Overview:
Lessons in creativity focus primarily on process rather than product or the act of reproducing music. In order for students to become independent thinkers in music, they should be motivated to develop aesthetic decision-making skills through improvisation and composition. Skills in creativity based upon divergent thinking can occur at various levels beginning with the spontaneity of young students singing a song to more developed works capable of becoming a musical product in the form of compositions, and pre-composed or improvised performances.
Objectives:
Students will be able to:
- Explain the rationale for creativity lessons in the elementary music class,
- Summarize the ways improvisation is initiated through simple activities,
- Identify how lessons focusing on creativity can reinforce music concepts through improvisation and composition,
- Illustrate the ways in which creativity activities can stimulate students’ imagination through divergent thinking and exploration,
- Describe the guidelines for teaching a lesson focusing on creativity,
- Design the basic elements for creating a sequence when teaching an improvisation and composition lessons,
- Describe how creativity activities can be assessed effectively,
- Design and demonstrate a creativity lesson, and
- Identify ways in which technology can enhance a creativity lesson.
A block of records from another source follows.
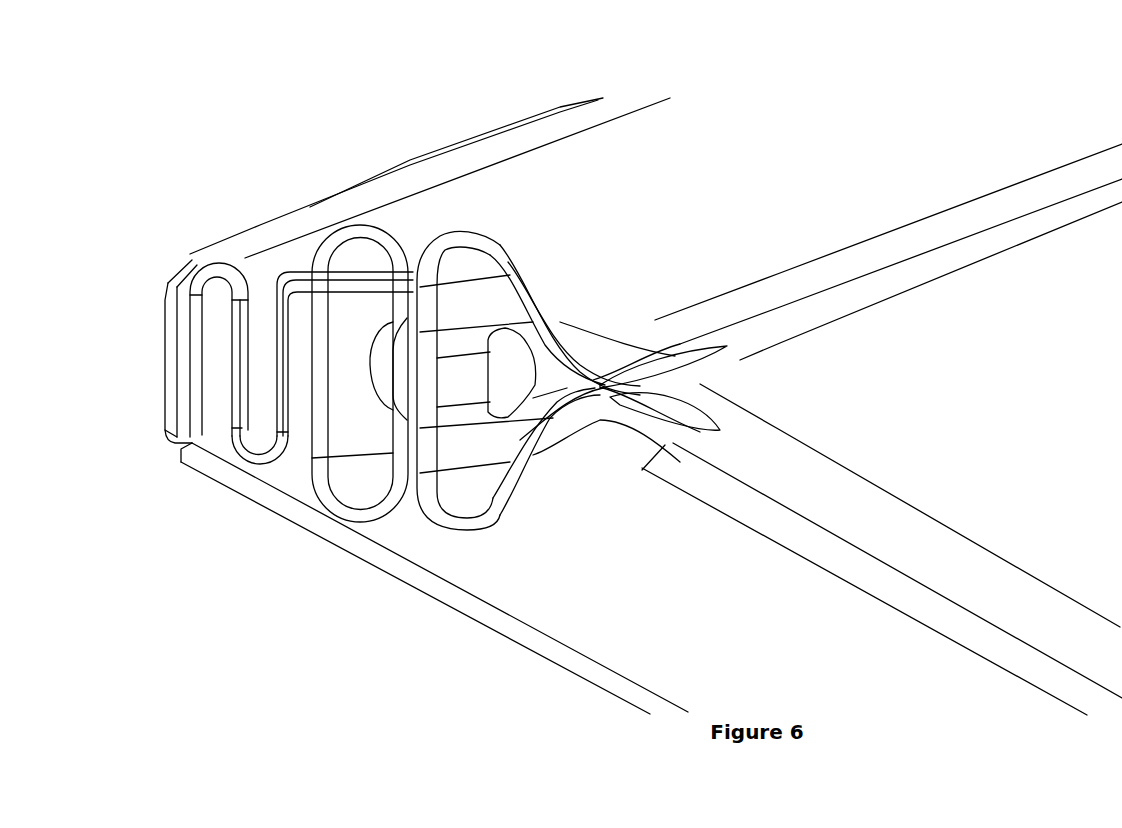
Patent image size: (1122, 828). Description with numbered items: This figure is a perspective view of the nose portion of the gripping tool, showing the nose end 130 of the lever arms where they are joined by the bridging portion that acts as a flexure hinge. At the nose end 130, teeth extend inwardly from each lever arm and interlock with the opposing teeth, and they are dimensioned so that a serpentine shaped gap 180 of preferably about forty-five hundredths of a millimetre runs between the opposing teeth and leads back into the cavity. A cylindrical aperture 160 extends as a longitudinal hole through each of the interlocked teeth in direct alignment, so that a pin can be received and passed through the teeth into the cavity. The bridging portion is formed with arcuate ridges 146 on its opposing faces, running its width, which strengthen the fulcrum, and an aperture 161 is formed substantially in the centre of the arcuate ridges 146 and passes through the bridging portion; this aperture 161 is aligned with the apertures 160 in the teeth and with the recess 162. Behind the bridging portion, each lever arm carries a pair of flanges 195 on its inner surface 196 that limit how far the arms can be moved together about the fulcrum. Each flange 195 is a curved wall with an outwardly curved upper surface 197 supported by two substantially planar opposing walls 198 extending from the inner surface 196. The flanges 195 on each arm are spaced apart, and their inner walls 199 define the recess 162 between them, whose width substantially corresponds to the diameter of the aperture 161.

The nose end 130 is at (298, 250).
The gap 180 is at (219, 265).
The aperture 160 is at (397, 332).
The aperture 161 is at (517, 377).
The arcuate ridges 146 is at (445, 377).
The flanges 195 is at (596, 359).
The upper surface 197 is at (605, 393).
The inner surface 196 is at (818, 311).
The recess 162 is at (695, 367).
The opposing walls 198 is at (593, 403).
The inner walls 199 is at (668, 405).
Are Elementary Students Able to Compose Music?
Composition and improvisation are important components of creativity. These, combined with arranging, provide an important medium for inventive and imaginative development. Composition differs from improvisation in that it provides students with planning and reflection as part of the process. Necessarily, compositions take more extended time as students compose, reflect, revise, and continue to cycle through the process, refining their product.
Composition can be effective if activities are well structured and designed. Like improvisation, composition activities should begin with limited parameters so that students don’t become overwhelmed. For example, encourage the students to compose a phrase using only three notes with a pre-determined rhythmic line.
The music educator needs to function as a guide for the students by serving as a sounding board, performing the students’ ideas as a basis for comparing musical ideas, stimulating students and drawing out their compositional ideas, and helping students to evaluate and refine their compositions.